Юноша оставил свое место и, как бы приглашая меня следовать за вами, стал, с выражением какой-то горькой насмешки, хотя в словах его просвечивала будто грусть:
– Одно, не может быть ново для нас, – старая истина, которую мы знали прежде даже, нежели отняли у нас кормилицу: все, что имеет какую-нибудь цену, должно быть куплено; ergo, кто купить ничего не может, у того ничего и не будет.

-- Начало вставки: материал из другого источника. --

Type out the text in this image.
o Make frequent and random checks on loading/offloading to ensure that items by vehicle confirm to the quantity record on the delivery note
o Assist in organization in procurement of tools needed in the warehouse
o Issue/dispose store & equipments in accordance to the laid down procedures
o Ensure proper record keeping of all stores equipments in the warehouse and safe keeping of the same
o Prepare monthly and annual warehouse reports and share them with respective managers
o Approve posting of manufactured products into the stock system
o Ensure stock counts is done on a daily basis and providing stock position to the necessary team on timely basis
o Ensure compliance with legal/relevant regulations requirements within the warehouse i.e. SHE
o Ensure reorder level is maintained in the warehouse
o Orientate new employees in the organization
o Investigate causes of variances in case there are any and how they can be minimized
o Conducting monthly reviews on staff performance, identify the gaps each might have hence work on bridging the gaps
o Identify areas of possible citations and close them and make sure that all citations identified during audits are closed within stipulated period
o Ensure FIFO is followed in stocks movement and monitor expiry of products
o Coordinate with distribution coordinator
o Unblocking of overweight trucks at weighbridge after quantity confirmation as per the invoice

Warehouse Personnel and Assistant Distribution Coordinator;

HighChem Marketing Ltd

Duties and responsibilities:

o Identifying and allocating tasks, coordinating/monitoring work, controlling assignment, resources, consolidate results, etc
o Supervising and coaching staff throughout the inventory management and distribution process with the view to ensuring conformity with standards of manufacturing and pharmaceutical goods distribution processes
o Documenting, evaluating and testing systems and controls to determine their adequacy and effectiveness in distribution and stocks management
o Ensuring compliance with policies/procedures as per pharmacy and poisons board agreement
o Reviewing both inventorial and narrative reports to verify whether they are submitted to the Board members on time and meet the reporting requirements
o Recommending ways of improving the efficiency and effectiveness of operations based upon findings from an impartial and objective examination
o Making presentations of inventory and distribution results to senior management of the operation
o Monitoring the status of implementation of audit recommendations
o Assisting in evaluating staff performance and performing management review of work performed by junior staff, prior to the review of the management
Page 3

– Не думаю, сказал я, чтобы все лучшие вещи можно нам купить. Посмотрите на этого бедняка, худого, больного ювелира, что стоит перед своей лавкой: его лавка лучшая на этой улице, – а я уверен, что он с радостью отдал бы ее всю вам, или мне, за наше здоровье и крепкие ноги. Нет! я скорее соглашусь с моим отцом: лучшее в жизни дано всем, т. е. природа и труд.
– Это говорит ваш отец, и вы за ним! Впрочем, все отцы проповедуют и это и другие мудрые истины; но не вижу я, чтобы отцы часто находили в сыновьях доверчивых слушателей.
– Тем хуже для сыновей! – сказал я решительно.
– Природа, – продолжал мой собеседник, не обращая внимания на мое восклицание, – природа действительно дает нам много и учит каждого из нас, как употреблять её дары. Если природа вложила в вас наклонность к лошадиному труду, вы будете трудиться, как лошадь; если она вложила в меня побуждение к возвышению, самолюбие что ли, и отвращение от труда, я могу идти в гору, но работать верно не буду.
– Стало, вы согласны с Скилем, сказал я, – и верите тому, что нами руководят шишки нашего черепа?
– Да, и кровь наших жил, и молоко матери. Мы наследуем все, наравне с подагрой и чахоткой. Так вы всегда делаете то, что говорит вам отец… Вы добрый мальчик!
Я был обижен. Никогда не мог я понять, отчего бывает человеку стыдно, когда его хвалят за доброту: но тогда я был недоволен. Однако я резко отвечал:
– Если б у вас был такой отец, как у меня, вам бы не показалось неестественным поступать по его словам.